Pre-algebra is a common name for a course in middle school mathematics in the United States, usually taught in the 7th grade or 8th grade. The objective of it is to prepare students for the study of algebra. Usually algebra is taught in the 8th and 9th grade.

As an intermediate stage after arithmetic, pre-algebra helps students pass certain conceptual barriers. Students are introduced to the idea that an equals sign, rather than just being the answer to a question as in basic arithmetic, means that two sides are equivalent, and can be manipulated together.

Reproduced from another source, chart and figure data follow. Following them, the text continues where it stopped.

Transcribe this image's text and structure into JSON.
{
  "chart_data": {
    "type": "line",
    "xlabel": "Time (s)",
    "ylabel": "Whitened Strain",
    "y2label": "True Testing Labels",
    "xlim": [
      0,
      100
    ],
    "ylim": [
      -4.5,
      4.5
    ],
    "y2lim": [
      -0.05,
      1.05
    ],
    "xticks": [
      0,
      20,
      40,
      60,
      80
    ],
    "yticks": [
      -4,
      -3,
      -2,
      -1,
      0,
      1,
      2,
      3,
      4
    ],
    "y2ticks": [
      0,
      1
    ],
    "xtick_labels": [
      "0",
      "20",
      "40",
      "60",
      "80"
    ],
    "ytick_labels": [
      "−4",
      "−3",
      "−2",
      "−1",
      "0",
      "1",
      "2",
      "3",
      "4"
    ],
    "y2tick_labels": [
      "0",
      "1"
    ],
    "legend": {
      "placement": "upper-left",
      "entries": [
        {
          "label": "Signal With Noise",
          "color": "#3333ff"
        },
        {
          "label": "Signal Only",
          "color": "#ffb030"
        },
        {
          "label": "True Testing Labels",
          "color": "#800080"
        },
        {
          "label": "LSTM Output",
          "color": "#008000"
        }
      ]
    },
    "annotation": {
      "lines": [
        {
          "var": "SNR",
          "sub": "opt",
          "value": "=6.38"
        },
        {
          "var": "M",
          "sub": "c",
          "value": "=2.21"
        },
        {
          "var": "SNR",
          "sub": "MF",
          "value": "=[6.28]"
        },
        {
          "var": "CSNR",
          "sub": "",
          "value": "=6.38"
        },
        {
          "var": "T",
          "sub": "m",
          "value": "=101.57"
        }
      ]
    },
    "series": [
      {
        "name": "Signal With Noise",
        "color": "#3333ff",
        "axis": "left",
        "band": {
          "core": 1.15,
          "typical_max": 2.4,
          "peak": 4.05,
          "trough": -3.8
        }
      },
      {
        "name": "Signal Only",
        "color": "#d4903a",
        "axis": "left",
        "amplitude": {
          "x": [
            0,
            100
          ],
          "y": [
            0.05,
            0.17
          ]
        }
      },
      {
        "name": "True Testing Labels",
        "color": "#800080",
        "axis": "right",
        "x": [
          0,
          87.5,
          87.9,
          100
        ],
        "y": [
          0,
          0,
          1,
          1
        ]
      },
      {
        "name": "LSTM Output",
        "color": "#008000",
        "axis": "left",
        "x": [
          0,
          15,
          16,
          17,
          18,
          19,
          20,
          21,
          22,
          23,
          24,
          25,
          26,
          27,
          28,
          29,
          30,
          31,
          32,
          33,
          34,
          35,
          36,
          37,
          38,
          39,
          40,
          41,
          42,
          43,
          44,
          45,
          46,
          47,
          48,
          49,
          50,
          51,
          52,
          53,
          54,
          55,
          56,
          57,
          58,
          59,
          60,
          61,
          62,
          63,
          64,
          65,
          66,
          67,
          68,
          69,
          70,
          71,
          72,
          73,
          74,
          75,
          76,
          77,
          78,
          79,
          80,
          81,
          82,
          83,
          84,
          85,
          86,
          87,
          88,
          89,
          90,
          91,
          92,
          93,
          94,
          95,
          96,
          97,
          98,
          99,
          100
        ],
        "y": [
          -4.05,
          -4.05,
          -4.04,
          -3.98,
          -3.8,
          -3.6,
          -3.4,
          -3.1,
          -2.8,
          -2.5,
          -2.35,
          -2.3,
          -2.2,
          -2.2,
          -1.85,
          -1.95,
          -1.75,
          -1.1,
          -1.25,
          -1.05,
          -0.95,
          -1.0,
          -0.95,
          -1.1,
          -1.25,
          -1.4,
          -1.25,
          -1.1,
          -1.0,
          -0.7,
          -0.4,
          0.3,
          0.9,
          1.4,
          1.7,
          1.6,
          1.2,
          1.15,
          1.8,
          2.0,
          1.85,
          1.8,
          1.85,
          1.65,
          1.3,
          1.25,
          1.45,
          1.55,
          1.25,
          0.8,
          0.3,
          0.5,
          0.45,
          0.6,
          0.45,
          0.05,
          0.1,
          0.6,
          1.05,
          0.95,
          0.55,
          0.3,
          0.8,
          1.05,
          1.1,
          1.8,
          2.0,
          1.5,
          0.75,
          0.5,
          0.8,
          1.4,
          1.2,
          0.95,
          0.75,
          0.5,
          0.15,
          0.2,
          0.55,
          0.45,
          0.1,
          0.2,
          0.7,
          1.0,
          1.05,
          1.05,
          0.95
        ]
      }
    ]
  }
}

They also learn how numbers, variables, and words can be used in the same ways.

Subjects 
Subjects taught in a pre-algebra course may include:
 Review of natural number arithmetic
 Types of numbers such as integers, fractions, decimals and negative numbers
 Ratios and percents
 Factorization of natural numbers
 Properties of operations such as associativity and distributivity
 Simple (integer) roots and powers
 Rules of evaluation of expressions, such as operator precedence and use of parentheses
 Basics of equations, including rules for invariant manipulation of equations
 Understanding of variable manipulation
 Manipulation and plotting in the standard 4-quadrant Cartesian coordinate plane
 Powers in scientific notation (example: 34 × 107 in scientific notation is 3.4 × 108)
 Identifying Probability
 Solving Square roots 
 Pythagorean Theorem

Pre-algebra may include subjects from geometry, especially to further the understanding of algebra in applications to area and volume.

Pre-Algebra may also include subjects from statistics to identify probability and interpret data.

Proficiency in pre-algebra has been shown to be an indicator of college success. It can also be taught as a remedial course for college students.